The opinion of the court was delivered by: Garland E. Burrell, Jr. United States District Judge
Plaintiff is a state prisoner proceeding pro se with a civil rights action seeking relief under 42 U.S.C. § 1983. On March 30, 2011, the court granted defendants' motion for summary judgment. On the same day, the court entered judgment and closed the case. Plaintiff has filed a motion to alter or amend the judgment pursuant to Federal Rule of Civil Procedure 59(e) or, alternatively, to vacate the judgment pursuant to Federal Rule of Civil Procedure 60(b).
Turning first to plaintiff's motion brought pursuant to Rule 59(e), the court finds that plaintiff's motion is untimely. Under Rule 59(e), a party must file a motion to alter or amend a judgment "no later than 28 days after the entry of judgment." Fed. R. Civ. P. 59(e). Here, the court entered judgment on March 30, 2011. Even applying the mailbox rule, plaintiff did not file his motion until June 5, 2011, well after the 28-day deadline to file the motion had expired.
Moreover, even if plaintiff had timely filed his motion, he is not entitled to relief. The Ninth Circuit has held that "[a] motion for reconsideration under Rule 59(e) 'should not be granted, absent highly unusual circumstances, unless the district court is presented with newly discovered evidence, committed clear error, or if there is an intervening change in controlling law.'" McDowell v. Calderon, 197 F.3d 1253, 1255 (9th Cir. 1999) (en banc) (quoting 389 Orange St. Partners v. Arnold, 179 F.3d 656, 665 (9th Cir. 1999)). Here, plaintiff does not argue that newly discovered evidence or an intervening change of the law requires reinstatement of this action. In addition, the court conducted a de novo review of the Magistrate Judge's findings and recommendations on March 30, 2011. The court considered all papers and files in this action at that time, including plaintiff's March 8, 2011 objections to the findings and recommendations. Plaintiff has not demonstrated that this court committed any error whatsoever in granting defendants' motion for summary judgment. Accordingly, the court will deny plaintiff's motion pursuant to Rule 59(e).
As to plaintiff's motion brought pursuant to Rule 60(b), plaintiff has not specified what provision of Rule 60(b) he believes entitles him to relief. Nor has he alleged circumstances such as mistake, newly discovered evidence, fraud, that the judgment is void, or that the judgment has been satisfied pursuant to Rule 60(b)(1)-(5). Presumably, plaintiff seeks relief pursuant to Rule 60(b)(6), the "catch-all provision," which allows the court to relieve a party from final judgment for "any other reason that justifies relief." Fed. R. Civ. P. 60(b)(6).
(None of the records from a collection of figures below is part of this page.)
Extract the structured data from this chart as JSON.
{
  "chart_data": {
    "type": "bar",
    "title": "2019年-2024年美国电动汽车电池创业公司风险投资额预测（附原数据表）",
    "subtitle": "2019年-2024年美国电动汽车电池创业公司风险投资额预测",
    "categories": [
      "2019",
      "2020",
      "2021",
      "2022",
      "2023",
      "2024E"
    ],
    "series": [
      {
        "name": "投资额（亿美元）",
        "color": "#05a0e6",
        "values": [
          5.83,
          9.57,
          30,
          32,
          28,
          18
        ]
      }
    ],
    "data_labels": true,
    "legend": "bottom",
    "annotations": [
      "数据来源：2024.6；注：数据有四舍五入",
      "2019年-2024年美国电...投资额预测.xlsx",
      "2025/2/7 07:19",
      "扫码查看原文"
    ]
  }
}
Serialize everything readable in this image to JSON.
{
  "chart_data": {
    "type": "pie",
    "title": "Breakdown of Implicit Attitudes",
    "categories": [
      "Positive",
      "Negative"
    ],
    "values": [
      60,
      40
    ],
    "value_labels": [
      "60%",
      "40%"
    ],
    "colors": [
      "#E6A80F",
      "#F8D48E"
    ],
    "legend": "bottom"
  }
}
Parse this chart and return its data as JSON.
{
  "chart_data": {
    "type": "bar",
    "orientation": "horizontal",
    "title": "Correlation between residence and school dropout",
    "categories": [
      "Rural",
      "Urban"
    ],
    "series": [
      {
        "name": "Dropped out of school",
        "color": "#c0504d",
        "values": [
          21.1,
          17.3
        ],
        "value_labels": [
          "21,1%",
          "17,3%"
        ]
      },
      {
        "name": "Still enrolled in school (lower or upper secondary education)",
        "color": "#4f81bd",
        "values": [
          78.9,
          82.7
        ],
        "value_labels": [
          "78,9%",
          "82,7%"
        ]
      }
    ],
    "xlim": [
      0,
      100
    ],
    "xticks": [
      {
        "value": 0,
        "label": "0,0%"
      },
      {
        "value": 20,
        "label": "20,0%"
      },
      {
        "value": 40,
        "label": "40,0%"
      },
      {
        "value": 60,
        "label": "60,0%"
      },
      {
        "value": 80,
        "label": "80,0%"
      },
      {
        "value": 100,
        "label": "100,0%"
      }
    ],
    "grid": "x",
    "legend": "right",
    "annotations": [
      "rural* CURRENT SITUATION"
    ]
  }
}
The Ninth Circuit has cautioned that Rule 60(b)(6) is to be "used sparingly as an equitable remedy to prevent manifest injustice and is to be utilized only where extraordinary circumstances prevented a party from taking timely action to prevent or correct an erroneous judgment." Harvest v. Castro, 531 F.3d 737, 749 (9th Cir. 2008) (quoting Latshaw v. Trainer Wortham & Co., 452 F.3d 1097, 1103 (9th Cir. 2006)). In this regard, "a party seeking to reopen a case under Rule 60(b)(6) must demonstrate both injury and circumstances beyond his control that prevented him from proceeding with the prosecution or defense of the action in a proper fashion." Id. (internal quotations omitted) Here, plaintiff does not argue that he encountered extraordinary circumstances that prevented him from diligently prosecuting this action. In fact, plaintiff was able to fully apprise the court of his arguments on the relevant issues in opposing defendants' motion for summary judgment and in filing objections to the assigned magistrate judge's findings and recommendations. Accordingly, the court will also deny plaintiff's motion brought pursuant to Rule 60(b)(6).
Accordingly, IT IS HEREBY ORDERED that:
1. Plaintiff's motion pursuant to Rule 59(e) is denied; and
2. Plaintiff's motion pursuant to Rule 60(b) is denied.